Plus prosaïquement, ils sont perçus comme des citoyens pacifiques, payant leurs impôts en se gardant d’utiliser plusieurs services publics, dont l’école publique, mais aussi l’aide sociale ou les allocations familiales, qu’ils rejettent pour des motifs religieux.

Enfin, installés dans l’est de l’Île, les Amish promettent de revitaliser le secteur agricole de la région et, moyennant environ sept enfants par famille, de repeupler le territoire.
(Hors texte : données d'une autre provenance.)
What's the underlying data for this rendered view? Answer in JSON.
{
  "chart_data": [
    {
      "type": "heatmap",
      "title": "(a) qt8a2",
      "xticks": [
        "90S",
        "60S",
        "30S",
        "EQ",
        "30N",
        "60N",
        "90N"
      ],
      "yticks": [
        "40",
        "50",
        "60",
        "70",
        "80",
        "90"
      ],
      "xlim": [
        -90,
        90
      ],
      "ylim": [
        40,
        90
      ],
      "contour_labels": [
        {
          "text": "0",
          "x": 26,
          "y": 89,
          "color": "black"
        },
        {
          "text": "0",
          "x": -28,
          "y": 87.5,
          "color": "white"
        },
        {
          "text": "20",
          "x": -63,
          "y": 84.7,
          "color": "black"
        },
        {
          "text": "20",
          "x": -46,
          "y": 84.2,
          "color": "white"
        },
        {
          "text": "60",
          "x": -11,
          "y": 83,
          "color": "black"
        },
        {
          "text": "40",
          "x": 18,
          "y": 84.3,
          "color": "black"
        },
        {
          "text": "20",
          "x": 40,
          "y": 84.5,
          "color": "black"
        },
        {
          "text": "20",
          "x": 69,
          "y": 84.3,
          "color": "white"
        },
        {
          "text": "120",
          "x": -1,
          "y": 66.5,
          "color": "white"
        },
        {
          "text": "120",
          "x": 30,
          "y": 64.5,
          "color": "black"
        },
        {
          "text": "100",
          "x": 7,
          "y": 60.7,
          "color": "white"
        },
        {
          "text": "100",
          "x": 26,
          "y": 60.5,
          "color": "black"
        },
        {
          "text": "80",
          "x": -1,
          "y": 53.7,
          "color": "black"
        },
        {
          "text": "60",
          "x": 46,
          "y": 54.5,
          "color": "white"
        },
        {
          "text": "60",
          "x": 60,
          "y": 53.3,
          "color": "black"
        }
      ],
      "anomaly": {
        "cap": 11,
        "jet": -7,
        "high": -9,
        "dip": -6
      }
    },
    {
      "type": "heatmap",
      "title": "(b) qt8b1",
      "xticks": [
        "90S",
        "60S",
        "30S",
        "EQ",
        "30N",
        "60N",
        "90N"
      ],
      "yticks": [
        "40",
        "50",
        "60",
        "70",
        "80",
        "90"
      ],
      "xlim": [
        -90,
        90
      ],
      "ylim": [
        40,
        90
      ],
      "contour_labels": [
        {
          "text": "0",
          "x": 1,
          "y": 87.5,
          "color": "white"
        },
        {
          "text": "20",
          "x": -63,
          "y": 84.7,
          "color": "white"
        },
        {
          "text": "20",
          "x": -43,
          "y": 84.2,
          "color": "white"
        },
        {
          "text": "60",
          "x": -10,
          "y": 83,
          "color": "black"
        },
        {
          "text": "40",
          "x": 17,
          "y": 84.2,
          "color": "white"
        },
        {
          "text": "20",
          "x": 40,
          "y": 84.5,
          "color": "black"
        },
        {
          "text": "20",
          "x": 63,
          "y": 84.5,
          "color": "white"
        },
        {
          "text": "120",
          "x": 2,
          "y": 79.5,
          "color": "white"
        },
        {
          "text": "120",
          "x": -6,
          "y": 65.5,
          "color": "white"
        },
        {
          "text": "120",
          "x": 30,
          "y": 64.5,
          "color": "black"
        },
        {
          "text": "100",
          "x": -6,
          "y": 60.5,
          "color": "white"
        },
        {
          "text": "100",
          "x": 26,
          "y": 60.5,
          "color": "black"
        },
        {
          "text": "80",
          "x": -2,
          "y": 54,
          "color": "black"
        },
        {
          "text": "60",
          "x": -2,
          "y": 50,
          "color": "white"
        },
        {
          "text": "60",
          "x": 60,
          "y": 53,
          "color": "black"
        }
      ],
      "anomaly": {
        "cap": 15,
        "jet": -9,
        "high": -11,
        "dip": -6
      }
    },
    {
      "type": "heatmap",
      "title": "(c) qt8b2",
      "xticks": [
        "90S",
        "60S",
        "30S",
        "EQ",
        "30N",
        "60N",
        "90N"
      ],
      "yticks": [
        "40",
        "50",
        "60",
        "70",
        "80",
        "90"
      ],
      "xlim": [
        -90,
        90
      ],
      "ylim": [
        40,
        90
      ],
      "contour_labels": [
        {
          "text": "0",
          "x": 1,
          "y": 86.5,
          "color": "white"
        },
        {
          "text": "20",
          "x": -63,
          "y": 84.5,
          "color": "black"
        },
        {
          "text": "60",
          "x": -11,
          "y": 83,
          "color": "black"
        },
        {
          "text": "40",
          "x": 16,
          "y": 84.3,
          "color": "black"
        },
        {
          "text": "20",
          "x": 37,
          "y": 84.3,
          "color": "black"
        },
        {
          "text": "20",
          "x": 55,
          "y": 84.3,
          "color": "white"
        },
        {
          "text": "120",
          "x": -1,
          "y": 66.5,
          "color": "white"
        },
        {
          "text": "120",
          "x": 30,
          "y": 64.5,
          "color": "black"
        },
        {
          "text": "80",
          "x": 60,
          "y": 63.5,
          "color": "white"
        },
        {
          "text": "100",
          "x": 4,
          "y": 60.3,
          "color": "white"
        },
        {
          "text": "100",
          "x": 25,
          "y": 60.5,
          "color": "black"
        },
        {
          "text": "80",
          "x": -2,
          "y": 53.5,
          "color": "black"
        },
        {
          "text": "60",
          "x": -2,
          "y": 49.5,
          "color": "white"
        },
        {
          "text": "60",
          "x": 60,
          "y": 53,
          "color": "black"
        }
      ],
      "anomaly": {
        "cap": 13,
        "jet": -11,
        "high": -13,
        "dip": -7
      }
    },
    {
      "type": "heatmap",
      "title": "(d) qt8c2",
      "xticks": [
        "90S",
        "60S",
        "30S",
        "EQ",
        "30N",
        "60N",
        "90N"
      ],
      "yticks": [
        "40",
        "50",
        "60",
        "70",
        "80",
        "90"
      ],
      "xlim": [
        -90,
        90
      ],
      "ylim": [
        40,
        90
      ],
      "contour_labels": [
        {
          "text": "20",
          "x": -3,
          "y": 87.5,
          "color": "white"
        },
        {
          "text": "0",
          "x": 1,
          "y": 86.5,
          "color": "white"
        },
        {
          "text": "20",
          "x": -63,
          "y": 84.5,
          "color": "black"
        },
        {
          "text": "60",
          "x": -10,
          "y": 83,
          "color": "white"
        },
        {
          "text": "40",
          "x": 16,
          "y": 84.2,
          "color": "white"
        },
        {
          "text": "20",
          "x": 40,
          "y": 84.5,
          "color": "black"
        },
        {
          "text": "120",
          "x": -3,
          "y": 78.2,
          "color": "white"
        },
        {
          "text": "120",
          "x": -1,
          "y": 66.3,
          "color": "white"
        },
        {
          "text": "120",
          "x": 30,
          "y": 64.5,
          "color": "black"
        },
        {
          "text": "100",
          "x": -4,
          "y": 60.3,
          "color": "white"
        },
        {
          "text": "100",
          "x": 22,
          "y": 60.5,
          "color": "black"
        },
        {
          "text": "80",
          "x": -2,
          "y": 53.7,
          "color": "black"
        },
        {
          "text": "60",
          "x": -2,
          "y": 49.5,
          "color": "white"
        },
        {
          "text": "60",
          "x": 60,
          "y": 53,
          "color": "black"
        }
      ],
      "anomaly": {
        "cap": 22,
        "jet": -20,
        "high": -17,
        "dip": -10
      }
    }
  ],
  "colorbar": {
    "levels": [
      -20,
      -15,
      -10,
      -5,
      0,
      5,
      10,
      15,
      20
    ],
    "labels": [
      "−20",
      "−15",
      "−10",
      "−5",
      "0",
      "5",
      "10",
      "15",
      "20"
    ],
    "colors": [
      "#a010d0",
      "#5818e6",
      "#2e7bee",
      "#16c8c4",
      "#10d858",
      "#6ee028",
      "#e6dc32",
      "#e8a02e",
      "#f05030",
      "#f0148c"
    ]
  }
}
À l’échelle nord-américaine, la population amish double tous les 20 ans : il y a fort à parier que les Amish s’imposeront, au cours des prochaines décennies, comme un groupe incontournable dans la vie publique de la province, dont la population totale, faut-il le rappeler, est comparable à celle de Lévis.

L’attitude des élus de l’Île illustre bien l’idéal du multiculturalisme canadien : la société est ici conçue comme une terre d’accueil où des groupes très différents apprennent à cohabiter les uns avec les autres sans qu’il y ait un groupe majoritaire auquel il s’agirait de s’intégrer. Au Québec, où l’encadrement de l’école à la maison a été resserré sous le gouvernement Legault, les écoles communautaires amish seraient illégales, ne respectant ni le curriculum provincial ni l’obligation de scolarisation jusqu’à l’âge de 16 ans. C’est d’ailleurs pour cette raison qu’il n’y a pas d’Amish au Québec, où prévaut la doctrine de l’interculturalisme : la société contient un groupe majoritaire cherchant à créer une certaine culture commune avec les groupes minoritaires.